Klein: Nicht nur CSU-Chef Stoiber kann sich die Verschiebung vorstellen. Einträchtig bei ihm ist in dieser Frage auch der DGB-Vorsitzende Michael Sommer, der das vor einer Stunde hier im Deutschlandfunk seinerseits angeregt hat. Sind Sie auch seiner Meinung, die Koalition sollte sich mehr Zeit nehmen, als mit heißer Nadel im Schatten der WM womöglich mit Verlaub Murks zu bauen?

Niebel: Wir brauchen eine echte Reform des Gesundheitssystems und alles was ich bisher von dieser vermeintlich großen Koalition höre ist ein Draufsatteln mit frischem Geld im alten System. Wenn dies das Ziel sein sollte, dann sollte man das tatsächlich nicht nur verschieben, sondern am besten ganz lassen. Das geht in die falsche Richtung. Wer glaubt ein Gesundheitssystem, in dem 90 Prozent der Bevölkerung drin sind und das nicht funktioniert wird besser, indem man 100 Prozent der Bevölkerung reinzwingt, der irrt sich. Deswegen braucht man einen anderen, einen dritten Weg, wie wir ihn vorgeschlagen haben.

Klein: Aber dass man mehr und mehr zur Steuerfinanzierung kommen sollte, das wünschen Sie sich doch auch oder nicht?
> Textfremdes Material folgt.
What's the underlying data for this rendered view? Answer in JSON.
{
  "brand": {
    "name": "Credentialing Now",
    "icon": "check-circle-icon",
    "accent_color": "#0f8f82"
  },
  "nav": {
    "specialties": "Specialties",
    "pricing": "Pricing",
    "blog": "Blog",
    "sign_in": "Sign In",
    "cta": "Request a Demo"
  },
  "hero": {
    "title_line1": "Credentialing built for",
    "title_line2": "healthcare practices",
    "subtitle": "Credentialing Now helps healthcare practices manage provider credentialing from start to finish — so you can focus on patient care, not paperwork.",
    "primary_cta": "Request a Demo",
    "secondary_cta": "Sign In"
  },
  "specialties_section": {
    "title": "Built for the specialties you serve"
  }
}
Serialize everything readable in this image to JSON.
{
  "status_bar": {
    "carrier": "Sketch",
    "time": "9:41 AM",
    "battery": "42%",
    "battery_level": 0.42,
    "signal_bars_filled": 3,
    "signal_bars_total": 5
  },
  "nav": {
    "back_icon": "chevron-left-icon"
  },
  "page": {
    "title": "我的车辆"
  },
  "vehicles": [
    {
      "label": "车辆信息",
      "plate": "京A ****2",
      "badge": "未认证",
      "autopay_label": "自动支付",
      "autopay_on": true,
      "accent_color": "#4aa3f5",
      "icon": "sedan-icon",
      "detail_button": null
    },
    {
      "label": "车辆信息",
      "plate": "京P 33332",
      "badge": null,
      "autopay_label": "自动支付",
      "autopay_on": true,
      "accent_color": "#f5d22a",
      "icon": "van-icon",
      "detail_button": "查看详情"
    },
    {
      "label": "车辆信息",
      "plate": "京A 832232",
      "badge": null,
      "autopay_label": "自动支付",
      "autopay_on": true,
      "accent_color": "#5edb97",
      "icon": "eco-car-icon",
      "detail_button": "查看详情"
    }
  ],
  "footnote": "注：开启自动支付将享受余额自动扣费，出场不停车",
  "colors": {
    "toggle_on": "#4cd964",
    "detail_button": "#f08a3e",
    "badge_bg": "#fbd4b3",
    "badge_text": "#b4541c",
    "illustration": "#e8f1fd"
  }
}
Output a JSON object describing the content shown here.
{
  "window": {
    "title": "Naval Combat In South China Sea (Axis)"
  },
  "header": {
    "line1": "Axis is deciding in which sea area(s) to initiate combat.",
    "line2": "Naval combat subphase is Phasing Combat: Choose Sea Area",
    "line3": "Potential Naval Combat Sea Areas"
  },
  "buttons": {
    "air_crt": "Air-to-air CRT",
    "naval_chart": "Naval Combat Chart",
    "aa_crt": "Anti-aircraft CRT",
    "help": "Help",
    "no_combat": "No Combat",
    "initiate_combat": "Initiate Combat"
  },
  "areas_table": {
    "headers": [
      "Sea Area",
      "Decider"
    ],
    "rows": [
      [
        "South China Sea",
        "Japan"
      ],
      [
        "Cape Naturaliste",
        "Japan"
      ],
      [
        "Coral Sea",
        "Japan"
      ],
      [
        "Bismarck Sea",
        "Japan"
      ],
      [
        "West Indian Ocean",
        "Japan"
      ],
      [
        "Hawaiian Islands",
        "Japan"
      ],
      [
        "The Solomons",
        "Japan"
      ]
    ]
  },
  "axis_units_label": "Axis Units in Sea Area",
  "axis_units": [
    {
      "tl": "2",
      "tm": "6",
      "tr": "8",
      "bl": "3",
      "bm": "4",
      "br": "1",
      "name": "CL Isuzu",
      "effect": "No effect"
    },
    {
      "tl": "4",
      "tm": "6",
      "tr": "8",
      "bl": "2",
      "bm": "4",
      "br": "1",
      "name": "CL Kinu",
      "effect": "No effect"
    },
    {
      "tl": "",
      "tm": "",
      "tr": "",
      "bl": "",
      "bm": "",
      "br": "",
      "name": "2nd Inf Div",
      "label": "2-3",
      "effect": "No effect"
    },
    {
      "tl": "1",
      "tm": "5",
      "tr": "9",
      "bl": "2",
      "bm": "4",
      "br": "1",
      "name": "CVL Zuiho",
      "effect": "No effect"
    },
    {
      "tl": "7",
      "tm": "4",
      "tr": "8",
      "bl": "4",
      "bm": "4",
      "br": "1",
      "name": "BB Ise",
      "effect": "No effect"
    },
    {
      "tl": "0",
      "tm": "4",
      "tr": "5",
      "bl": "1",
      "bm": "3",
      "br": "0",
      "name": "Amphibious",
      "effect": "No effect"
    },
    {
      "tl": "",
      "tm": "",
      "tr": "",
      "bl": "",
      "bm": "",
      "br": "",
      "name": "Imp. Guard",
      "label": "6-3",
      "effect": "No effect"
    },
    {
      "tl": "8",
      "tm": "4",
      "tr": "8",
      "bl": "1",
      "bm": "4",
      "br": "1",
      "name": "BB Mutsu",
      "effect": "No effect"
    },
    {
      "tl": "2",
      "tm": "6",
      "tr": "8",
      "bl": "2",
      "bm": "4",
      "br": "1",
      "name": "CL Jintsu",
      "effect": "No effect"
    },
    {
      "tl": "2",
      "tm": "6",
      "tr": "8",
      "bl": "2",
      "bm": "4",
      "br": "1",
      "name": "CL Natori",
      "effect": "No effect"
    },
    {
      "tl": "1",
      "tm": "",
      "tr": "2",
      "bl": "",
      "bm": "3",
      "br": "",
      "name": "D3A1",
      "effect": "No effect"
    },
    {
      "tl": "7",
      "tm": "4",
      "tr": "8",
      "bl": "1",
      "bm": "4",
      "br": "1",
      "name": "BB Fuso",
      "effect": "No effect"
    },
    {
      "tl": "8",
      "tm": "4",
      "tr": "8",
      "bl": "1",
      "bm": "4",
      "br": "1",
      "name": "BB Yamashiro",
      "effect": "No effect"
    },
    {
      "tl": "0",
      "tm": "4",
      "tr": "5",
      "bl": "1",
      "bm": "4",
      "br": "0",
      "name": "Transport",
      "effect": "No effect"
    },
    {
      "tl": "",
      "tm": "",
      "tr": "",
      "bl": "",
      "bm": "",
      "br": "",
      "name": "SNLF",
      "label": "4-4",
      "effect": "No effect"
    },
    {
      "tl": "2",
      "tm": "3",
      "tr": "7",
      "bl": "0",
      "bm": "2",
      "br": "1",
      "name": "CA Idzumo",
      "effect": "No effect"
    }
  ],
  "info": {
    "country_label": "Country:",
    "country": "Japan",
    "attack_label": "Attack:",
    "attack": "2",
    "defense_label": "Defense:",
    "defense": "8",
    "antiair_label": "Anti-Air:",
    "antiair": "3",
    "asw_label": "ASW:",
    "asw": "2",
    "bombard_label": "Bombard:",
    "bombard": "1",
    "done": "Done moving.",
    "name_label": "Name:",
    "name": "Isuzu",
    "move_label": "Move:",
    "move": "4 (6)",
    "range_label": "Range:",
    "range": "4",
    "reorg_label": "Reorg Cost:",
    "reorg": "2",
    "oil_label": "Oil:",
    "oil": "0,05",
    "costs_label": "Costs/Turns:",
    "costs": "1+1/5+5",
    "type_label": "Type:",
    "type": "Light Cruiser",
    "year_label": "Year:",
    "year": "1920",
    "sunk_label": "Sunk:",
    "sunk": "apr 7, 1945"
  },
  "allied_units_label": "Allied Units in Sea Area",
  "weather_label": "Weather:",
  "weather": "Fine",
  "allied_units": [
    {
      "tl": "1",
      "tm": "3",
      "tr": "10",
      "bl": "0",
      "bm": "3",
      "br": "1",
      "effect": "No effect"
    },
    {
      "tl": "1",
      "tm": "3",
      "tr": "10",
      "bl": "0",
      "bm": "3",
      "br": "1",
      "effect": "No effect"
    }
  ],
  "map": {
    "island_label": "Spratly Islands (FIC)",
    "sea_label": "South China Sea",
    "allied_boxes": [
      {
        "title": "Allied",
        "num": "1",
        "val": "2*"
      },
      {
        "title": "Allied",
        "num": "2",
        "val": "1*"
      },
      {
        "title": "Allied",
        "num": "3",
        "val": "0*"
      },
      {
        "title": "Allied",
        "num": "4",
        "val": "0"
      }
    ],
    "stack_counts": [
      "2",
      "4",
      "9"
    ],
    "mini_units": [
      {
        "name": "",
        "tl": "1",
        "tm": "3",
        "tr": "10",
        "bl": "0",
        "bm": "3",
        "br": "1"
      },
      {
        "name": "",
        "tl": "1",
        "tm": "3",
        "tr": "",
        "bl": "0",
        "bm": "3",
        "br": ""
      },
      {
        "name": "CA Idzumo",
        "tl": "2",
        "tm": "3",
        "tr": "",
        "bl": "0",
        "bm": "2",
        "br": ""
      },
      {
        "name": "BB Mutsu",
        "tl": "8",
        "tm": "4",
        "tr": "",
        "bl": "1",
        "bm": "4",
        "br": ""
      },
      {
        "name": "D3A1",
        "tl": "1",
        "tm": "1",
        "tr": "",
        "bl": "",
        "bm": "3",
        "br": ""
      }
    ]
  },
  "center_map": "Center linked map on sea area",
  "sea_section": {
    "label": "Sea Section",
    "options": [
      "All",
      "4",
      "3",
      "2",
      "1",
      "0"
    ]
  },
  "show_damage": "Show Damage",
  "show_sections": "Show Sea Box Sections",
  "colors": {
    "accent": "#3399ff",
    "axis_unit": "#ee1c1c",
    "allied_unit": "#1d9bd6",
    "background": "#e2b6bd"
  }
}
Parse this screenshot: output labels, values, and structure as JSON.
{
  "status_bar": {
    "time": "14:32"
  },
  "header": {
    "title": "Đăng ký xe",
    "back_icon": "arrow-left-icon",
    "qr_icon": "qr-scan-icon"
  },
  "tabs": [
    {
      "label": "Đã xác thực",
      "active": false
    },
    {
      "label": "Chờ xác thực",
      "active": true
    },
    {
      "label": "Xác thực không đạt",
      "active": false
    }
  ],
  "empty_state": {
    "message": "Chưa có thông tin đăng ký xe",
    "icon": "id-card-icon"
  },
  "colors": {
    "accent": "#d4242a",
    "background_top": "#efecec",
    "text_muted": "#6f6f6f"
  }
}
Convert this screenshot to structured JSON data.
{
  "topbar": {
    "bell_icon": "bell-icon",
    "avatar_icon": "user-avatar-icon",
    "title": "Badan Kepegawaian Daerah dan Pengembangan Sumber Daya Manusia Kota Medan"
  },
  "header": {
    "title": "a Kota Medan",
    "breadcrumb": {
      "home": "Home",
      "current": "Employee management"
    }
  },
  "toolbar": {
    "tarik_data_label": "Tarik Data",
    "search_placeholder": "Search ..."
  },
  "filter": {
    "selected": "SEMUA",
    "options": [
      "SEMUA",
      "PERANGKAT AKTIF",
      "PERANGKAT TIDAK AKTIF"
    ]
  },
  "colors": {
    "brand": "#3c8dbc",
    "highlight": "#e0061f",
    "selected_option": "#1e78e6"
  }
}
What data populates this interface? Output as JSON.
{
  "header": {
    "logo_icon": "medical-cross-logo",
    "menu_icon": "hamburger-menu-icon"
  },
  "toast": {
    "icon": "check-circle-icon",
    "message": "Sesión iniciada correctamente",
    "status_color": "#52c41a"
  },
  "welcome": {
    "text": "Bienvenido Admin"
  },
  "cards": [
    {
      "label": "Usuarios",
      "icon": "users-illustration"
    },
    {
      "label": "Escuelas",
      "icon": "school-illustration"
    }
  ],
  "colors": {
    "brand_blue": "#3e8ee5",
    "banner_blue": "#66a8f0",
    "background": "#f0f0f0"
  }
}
Niebel: Es ist doch tatsächlich so, dass im System der gesetzlichen Krankenversicherung offenkundig nichts geändert werden soll, außer dass den Bürgerinnen und Bürgern frisches Geld abgenommen wird, das dann in dieses alte System rein kommt. Wir sind der festen Überzeugung, dass das jetzige Gesundheitssystem so nicht zukunftsfähig ist. Deswegen schlagen wir vor, die gesetzlichen Krankenversicherungen in die Freiheit zu entlassen, sie untereinander und mit den Privaten dem Wettbewerb auszusetzen und mit einer Pflicht zur Versicherung für den Bürger, aber auch einer Pflicht für die Versicherung, den Bürger zu einem Regeltarif aufnehmen zu müssen, ein neues System, einen dritten Weg in einem privaten System zu schaffen.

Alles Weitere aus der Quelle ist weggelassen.